Natasha jogou a cabeça para trás ao rir, expondo a linha elegante do pescoço. Pelo canto do olho, ela viu James virar o conteúdo do copo em um único gole agressivo. O maxilar dele estava travado. Ele sabia que aquilo era teatro. Ele sabia que ela estava fazendo aquilo para puni-lo pela conversa no vestiário com Steve. E estava funcionando. O ciúme era um veneno amargo.

— Atenção! — Tony bateu palmas, reunindo todos ao redor da mesa de centro onde Mjolnir, o martelo de Thor, repousava. — O desafio continua. Quem levantar, governa Asgard.

A brincadeira começou. Clint tentou e falhou. Tony tentou, até usando a manopla do Homem de Ferro, e falhou. Bruce fez uma encenação de Hulk que não convenceu ninguém. Steve conseguiu mover o martelo ligeiramente, o que fez o sorriso de Thor vacilar por um segundo, mas no fim, ele também desistiu.

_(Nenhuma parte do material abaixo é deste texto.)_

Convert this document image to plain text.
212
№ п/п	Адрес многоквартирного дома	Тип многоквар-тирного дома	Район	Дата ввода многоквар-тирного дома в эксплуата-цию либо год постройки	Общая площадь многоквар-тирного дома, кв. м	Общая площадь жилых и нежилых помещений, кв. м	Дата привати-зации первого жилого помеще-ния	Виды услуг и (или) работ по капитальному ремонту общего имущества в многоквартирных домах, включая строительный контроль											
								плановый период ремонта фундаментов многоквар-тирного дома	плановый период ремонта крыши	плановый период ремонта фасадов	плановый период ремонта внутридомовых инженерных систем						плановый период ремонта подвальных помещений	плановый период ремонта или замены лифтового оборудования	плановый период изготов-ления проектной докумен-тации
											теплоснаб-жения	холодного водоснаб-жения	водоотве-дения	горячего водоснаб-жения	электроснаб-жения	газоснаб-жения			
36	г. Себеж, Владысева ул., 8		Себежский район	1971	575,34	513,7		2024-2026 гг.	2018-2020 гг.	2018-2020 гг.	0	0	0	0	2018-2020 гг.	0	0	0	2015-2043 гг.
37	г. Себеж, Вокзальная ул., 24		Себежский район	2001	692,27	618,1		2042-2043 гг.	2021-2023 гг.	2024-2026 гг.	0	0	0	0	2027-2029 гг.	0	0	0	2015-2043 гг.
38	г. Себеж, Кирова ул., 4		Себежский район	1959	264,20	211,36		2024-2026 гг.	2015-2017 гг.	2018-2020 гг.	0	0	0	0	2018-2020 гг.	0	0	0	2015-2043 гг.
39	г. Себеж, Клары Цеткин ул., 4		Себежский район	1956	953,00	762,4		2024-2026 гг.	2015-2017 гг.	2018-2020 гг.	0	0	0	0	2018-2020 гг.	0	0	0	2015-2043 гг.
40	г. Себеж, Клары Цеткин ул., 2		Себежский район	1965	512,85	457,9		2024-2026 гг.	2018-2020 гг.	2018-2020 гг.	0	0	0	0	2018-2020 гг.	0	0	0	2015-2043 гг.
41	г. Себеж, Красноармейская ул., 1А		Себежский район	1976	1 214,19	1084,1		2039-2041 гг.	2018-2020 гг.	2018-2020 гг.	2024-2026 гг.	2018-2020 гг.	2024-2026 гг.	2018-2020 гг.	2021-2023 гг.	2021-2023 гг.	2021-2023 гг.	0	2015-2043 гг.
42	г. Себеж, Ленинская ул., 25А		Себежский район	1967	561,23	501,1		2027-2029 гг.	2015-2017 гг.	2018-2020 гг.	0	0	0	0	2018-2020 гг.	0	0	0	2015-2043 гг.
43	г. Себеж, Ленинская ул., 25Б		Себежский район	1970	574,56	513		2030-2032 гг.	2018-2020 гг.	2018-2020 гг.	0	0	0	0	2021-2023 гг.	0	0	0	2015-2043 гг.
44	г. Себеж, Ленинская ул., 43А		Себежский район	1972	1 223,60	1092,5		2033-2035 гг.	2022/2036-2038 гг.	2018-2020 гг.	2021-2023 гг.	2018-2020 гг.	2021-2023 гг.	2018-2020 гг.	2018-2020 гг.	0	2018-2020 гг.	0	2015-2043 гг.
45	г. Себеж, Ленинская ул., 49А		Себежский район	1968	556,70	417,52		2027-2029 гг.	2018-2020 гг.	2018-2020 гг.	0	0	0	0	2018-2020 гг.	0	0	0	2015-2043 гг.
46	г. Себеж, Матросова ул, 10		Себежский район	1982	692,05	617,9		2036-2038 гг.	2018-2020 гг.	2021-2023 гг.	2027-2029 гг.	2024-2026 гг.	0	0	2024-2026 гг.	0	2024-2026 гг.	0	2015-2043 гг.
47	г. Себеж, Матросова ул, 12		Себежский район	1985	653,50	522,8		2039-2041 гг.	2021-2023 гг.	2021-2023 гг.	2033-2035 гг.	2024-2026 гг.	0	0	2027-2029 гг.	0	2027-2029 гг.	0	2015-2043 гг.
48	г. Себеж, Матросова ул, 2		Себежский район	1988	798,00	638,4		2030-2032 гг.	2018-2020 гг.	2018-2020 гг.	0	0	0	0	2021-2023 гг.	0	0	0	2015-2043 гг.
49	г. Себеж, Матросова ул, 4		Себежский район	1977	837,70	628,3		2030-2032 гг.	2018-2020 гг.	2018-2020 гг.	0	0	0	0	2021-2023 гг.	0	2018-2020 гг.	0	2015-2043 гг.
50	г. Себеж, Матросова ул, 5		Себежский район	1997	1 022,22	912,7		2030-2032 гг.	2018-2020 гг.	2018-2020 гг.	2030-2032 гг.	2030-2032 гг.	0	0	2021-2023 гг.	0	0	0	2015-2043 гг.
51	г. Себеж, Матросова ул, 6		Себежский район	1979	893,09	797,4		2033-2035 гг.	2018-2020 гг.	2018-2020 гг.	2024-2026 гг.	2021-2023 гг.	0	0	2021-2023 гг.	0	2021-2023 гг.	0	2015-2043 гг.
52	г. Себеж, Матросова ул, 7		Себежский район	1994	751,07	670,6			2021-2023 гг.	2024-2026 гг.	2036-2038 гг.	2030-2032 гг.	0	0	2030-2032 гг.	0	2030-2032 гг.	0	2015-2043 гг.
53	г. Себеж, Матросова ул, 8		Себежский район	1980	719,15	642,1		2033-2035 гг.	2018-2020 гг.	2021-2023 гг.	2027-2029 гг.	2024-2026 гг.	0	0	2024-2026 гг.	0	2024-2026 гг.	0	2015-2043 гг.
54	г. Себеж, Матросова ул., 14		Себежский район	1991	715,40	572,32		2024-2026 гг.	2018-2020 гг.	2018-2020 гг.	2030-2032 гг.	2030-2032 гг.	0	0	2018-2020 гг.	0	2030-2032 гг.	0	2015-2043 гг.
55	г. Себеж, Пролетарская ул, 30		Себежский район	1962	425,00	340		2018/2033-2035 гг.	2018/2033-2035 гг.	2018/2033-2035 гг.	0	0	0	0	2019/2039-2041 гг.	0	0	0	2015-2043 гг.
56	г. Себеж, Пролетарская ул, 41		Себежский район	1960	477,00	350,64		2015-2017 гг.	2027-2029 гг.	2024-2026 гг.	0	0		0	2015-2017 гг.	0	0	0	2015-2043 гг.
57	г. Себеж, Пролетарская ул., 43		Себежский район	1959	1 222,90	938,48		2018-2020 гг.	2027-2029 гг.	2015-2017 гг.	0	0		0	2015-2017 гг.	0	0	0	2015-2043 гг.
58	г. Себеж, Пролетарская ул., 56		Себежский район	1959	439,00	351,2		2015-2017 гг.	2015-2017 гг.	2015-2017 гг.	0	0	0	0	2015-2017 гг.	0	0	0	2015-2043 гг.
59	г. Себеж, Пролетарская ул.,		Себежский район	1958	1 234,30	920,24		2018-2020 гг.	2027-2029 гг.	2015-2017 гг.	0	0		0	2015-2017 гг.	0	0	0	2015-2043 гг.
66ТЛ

— É um truque — Tony decretou. — Impressão digital.

— É a teoria interessante — Thor riu, pegando sua bebida. — Mas eu tenho uma mais simples: vocês não são dignos.

O coro de reclamações foi interrompido quando Natasha se aproximou da mesa. Ela colocou a taça de vinho de lado.

— E você, Romanoff? — desafiou Clint.

— Ah, não. Essa não é uma pergunta que eu precise que seja respondida — ela disse, com um sorriso enigmático.

Mas, por pura provocação, ela estendeu a mão. Seus dedos finos envolveram o cabo de couro. Ela não fez força. Ela não grunhiu. Ela apenas... puxou.

Houve um som agudo de metal raspando vidro.

O martelo se levantou três milímetros da mesa. O suficiente para passar uma folha de papel.

Natasha soltou o cabo imediatamente, como se ele tivesse dado um choque.

O silêncio na sala foi absoluto. Thor estava pálido, os olhos arregalados, segurando seu copo com força excessiva. Ele olhou para Natasha com um misto de terror e respeito sagrado.

— Nada — Natasha disse rapidamente, ajeitando o cabelo, fingindo que nada aconteceu. — Nem se moveu.

Antes que Tony pudesse começar a gritar sobre física ou Thor pudesse ter um ataque cardíaco, o celular de Natasha vibrou na bolsa de mão.